Located in Tulsa, Oklahoma, Datapages, Inc. is a wholly owned subsidiary of the American Association of Petroleum Geologists (AAPG), a non-profit organization serving the needs of petroleum geology professionals and students worldwide. Acting as the digital publisher for AAPG and the geoscience community, Datapages archives and catalogs geological publications and offers them for purchase in multiple electronic formats, including the services of the Archives, Search and Discovery, and GIS-UDRIL.
Why AAPG Datapages?
Datapages endeavors to make geological publications accessible. The information contained in these publications can have a longer shelf life than the bound documents themselves. Over the years, books go out of print and become rare, or they suffer the ravages of moths and mildew. As a result, a great deal of valuable geological information is lost. To combat this loss, Datapages digitally captures geological publications and archives them to electronic media, thereby ensuring their future viability by making them indispensable to the geological professionals who need them most. By doing this, publications are easily accessible, searchable, and affordable.
History of Datapages
While the idea of providing digital publications and data began years earlier, the digitization of AAPG Bulletins and Special Publications became a primary focus in the early 1990s. Other publishers were soon added to the digital library now known as the Archives. As the rapidly evolving technology grew, the possibility of delivering the electronic library by internet was established and formed the basis of what has grown to over a million documents.

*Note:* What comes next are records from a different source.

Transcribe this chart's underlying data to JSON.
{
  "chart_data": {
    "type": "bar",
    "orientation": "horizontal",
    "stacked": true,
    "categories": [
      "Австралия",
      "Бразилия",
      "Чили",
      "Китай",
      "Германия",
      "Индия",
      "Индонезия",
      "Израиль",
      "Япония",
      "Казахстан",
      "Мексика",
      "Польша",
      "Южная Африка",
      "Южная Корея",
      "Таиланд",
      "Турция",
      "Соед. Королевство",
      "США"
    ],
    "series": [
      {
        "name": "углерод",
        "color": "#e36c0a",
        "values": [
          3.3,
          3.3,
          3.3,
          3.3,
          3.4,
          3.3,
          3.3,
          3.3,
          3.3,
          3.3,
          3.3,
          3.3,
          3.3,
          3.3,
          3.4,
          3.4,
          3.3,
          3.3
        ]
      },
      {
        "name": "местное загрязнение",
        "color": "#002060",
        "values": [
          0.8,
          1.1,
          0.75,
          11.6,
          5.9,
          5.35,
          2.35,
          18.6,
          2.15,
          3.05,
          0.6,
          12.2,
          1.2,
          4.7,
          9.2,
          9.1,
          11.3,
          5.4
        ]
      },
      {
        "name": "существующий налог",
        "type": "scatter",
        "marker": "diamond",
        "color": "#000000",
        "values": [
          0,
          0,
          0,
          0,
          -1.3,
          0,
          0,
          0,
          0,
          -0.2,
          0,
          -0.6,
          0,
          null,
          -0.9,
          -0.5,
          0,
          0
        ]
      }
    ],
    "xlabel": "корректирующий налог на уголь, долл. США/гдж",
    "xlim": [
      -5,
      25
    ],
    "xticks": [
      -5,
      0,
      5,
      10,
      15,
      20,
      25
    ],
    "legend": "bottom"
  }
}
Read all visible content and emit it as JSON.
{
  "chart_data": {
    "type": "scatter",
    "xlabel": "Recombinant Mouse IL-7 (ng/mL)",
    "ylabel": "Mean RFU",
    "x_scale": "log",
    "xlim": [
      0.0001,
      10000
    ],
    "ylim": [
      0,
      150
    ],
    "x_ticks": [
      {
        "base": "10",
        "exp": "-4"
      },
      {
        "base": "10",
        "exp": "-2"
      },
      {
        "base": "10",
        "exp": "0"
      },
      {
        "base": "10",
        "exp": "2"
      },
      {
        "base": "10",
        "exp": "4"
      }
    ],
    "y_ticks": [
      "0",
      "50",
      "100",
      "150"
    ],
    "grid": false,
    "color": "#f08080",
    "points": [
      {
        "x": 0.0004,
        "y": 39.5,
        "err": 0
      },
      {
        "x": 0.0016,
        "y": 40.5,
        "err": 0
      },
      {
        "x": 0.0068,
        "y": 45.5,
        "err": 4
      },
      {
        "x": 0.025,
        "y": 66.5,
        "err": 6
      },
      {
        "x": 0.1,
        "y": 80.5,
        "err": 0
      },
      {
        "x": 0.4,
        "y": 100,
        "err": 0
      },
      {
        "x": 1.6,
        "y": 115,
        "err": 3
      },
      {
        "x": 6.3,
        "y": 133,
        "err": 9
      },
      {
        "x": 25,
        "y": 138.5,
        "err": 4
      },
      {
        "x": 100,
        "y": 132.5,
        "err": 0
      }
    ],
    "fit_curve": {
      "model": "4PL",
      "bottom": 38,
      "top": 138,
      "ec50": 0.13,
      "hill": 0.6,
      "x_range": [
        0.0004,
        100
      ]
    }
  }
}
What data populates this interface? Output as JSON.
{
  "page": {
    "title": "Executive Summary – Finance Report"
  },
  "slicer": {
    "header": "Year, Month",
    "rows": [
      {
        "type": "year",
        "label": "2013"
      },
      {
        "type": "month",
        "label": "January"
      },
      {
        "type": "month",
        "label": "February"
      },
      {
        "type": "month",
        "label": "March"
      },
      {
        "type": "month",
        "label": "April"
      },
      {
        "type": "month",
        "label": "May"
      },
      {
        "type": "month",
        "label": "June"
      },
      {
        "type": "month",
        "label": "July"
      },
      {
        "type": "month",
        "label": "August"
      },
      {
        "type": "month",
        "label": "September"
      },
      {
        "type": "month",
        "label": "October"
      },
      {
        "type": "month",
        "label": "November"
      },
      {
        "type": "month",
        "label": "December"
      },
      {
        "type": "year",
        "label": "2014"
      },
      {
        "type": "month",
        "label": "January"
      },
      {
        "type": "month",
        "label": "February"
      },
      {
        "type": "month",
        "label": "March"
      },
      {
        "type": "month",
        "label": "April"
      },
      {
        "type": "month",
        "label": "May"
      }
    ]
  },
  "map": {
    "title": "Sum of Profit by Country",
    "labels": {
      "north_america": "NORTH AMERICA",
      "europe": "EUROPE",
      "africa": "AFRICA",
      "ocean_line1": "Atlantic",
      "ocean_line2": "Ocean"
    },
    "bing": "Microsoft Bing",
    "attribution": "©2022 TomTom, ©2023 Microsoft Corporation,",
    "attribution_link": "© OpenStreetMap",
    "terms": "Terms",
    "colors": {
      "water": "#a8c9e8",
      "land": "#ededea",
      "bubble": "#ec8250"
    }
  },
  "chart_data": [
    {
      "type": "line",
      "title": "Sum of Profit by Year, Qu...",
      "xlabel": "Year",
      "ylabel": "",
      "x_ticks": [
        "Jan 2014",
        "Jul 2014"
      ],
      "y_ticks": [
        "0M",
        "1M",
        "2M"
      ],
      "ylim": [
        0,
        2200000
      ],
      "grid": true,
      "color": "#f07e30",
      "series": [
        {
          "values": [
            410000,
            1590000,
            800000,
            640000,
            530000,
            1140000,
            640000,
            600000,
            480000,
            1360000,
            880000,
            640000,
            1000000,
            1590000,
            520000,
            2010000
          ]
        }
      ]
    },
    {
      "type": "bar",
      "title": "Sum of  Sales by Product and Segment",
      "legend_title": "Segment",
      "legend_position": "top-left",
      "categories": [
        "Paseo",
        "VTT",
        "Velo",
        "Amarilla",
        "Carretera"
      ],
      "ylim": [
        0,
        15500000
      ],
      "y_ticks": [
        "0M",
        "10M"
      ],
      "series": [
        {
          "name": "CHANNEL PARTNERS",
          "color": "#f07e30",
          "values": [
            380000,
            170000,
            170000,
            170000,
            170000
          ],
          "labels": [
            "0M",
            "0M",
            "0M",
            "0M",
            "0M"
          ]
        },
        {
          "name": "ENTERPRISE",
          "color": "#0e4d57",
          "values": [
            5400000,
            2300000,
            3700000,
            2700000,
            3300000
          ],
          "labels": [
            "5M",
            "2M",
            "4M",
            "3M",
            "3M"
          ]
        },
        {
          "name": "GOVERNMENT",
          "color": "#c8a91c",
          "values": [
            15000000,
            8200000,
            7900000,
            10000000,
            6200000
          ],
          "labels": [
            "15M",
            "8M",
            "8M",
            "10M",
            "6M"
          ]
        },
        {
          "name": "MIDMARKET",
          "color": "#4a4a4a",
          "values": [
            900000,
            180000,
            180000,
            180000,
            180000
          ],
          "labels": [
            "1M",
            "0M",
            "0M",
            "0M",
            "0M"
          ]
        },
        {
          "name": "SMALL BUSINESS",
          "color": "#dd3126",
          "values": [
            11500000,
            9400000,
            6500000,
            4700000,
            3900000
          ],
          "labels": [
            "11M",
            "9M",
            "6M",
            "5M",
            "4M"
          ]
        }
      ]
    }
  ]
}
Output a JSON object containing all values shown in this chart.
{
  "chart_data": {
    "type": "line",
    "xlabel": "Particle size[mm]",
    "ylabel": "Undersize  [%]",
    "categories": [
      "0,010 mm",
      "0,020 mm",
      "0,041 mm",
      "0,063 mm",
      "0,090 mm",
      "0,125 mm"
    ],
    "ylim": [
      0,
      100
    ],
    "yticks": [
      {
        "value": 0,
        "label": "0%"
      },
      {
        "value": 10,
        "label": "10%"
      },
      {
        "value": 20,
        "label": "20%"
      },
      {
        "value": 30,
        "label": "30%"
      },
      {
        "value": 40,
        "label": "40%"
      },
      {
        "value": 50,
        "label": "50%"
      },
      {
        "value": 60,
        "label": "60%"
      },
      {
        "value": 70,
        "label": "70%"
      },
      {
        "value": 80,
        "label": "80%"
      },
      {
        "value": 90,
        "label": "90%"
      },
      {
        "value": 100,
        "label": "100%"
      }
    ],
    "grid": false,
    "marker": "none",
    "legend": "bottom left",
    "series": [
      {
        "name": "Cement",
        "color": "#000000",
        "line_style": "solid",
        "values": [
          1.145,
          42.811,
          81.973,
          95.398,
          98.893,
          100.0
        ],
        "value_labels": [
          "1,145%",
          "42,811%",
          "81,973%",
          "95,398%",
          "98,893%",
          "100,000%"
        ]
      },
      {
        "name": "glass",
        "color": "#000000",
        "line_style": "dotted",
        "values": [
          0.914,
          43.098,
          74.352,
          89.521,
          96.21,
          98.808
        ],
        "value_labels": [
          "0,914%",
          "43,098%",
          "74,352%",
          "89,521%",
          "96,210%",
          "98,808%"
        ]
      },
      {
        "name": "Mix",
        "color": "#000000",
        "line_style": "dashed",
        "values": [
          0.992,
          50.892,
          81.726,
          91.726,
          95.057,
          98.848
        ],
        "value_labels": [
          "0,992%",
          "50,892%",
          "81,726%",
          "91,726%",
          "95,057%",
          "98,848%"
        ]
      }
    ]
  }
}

The 1990s also introduced GIS technology as a way to digitize geologic maps. In 2002, the name “GIS-UDRIL” was created for this digital mapping project. It began with a database of oil and gas fields and over the years has been refined and expanded to include digital databases and georeferenced maps from all over the world.
Search and Discovery became AAPG and Datapages’ free online journal for upstream energy explorationists in early 2000. Since the original posted company reports, reprints of published articles, and submitted material, Search and Discovery has become the home of the AAPG meeting abstracts along with over 52,000 articles and audio-visuals.